Further, Dacis2's argument that land-based fighter assets are more advantageous because facilities are easier to repair ignores very real scenarios where fighter/strike capabilities are needed right now, not weeks or days or even hours from now. If waiting were always a viable option, then one could argue that they don't need an air force at all, since they can simply wait for the USAF and USN to arrive. This is a case of reductio ad absurdum.
As far as carrier capabilities are concerned, what SK is looking for with regard to its fighters vs. NK is not just air-to-air, but strike, and specifically with 2,000lb. bunker buster ordnance. This is one of the key operational reasons why SK had a problem with F-35Bs for its carriers. Unlike the Japanese very light carriers, one of the primary tasks of the South Korean carrier is to precisely apply the heavy spank on land targets. This fundamental difference in philosophy and mission is one of the reasons why Korean and Japanese carrier programs have so radically diverged.
Returning to the issue of SLOC protection, the Korean case is different from, and more perilous than, the Japanese case, because of the issues previously mentioned: the most serious threat to its primary SLOC routes, which are the southern approaches through the East China Sea, is a natural geographical bottleneck that the PLAN can more realistically contemplate attempting to take control of. It would present the prospect of having to fight a much larger, technologically peer navy in the PLAN.
SK's ability to punch a hole in a prospective cordon has both a strategic and a tactical component. From a strategic basis, this dictates that South Korea must work in coalition with others, first and foremost the US and the USN. From a tactical basis, any fleet-to-fleet action in which only one side brings naval AEWC and fighter assets is going to look pretty daunting and scary for the side without. To be sure, the USN brings naval air capabilities to the table, but given the changing calculus of balance of forces, SK's ability to bring additional such capabilities would potentially be significant.
In this use case, the advantages of operating range, endurance, and sensor capabilities that a larger CATOBAR carrier provides will very much come into play. This is exactly why the Chinese PLAN is aggressively building out a large carrier fleet that is now transitioning to CATOBAR vessels, notwithstanding the opinions of random internet commenters that such assets are obsolete or not survivable. My own view is that our initial assumption ought to be that the PLAN and the ROKN know their own needs and the challenges they face better than most casual observers do.
Taking this logic further, there is increasing recognition in Korea that such a coalition of regional partners is not a one-way street.
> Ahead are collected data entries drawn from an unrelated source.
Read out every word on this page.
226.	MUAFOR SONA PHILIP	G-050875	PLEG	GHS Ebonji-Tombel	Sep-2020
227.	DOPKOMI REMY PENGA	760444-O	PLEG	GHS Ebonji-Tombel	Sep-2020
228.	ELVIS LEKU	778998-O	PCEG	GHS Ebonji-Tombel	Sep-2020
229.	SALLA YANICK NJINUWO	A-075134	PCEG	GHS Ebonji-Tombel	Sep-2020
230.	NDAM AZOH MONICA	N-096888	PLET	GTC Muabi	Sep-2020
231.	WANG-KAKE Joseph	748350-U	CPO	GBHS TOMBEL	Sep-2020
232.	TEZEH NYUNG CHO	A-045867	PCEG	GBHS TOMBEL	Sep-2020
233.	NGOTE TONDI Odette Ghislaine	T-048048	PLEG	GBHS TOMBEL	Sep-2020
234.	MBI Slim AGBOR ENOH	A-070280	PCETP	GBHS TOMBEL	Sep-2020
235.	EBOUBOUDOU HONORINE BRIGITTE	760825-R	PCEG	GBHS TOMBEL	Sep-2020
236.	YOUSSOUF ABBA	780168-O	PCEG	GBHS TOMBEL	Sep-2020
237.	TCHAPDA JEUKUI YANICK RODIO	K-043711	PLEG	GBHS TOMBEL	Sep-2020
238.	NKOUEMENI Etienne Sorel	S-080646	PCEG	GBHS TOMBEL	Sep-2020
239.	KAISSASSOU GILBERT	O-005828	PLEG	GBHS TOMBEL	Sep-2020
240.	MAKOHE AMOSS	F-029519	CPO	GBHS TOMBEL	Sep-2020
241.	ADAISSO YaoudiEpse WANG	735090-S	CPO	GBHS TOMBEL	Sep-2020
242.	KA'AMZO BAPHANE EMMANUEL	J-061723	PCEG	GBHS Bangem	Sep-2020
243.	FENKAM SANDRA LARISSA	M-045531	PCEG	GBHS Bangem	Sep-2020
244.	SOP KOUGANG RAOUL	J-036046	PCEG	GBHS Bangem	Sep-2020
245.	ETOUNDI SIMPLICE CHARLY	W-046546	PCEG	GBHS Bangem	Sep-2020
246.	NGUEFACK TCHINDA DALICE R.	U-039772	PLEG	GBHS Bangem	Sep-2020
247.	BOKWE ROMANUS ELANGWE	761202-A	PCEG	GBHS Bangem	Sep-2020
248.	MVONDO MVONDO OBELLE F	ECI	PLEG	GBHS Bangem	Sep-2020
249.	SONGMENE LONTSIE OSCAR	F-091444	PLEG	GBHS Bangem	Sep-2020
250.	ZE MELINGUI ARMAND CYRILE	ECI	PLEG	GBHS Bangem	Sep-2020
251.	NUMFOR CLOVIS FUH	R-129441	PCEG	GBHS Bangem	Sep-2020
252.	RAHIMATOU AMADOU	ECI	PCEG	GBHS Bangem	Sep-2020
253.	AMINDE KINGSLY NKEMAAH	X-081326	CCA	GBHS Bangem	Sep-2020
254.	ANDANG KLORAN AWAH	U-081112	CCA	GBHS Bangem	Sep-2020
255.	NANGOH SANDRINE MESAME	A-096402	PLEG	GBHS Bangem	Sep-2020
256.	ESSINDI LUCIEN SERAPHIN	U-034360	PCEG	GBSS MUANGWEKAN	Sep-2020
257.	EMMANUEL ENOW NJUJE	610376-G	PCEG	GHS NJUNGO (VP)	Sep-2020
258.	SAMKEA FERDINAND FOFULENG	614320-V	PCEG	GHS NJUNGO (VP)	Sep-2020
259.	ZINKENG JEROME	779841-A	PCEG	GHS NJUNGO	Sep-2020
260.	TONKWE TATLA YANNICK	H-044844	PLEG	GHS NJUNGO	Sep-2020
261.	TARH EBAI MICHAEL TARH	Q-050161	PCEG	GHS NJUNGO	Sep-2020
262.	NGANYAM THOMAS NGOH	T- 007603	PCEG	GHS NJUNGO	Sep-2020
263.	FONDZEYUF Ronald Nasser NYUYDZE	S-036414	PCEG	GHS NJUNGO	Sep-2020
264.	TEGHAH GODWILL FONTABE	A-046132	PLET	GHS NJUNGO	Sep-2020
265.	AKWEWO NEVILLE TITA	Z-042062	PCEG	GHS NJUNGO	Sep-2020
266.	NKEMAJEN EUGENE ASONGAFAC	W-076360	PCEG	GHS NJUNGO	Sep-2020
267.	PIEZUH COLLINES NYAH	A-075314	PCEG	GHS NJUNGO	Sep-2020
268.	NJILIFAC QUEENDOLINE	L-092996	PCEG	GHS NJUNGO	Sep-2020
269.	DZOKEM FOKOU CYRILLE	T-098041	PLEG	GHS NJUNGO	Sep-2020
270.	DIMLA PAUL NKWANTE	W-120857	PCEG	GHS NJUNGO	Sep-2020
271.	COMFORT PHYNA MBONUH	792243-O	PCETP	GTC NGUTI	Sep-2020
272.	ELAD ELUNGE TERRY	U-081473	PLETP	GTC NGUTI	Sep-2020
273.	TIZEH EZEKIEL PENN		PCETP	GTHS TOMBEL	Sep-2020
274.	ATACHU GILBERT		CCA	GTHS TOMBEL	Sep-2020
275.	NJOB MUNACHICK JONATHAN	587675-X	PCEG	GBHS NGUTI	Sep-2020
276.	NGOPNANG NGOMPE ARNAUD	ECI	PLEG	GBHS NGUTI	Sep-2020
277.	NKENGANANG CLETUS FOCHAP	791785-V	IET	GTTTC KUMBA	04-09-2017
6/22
While in the past SK was overwhelmingly a net beneficiary of principles of Western bloc collective security, it is now increasingly expected to be a net provider of security for the emerging Indo-Pacific security architecture, in line with its economic and military strength. This means the ability to project (naval) assets and capabilities beyond its immediate waters to aid fellow allies and partners. This, too, is a reason for the emphasis on strike capabilities, both land-attack and anti-ship, for its prospective carrier fleet, which is best provided by a large CATOBAR set-up.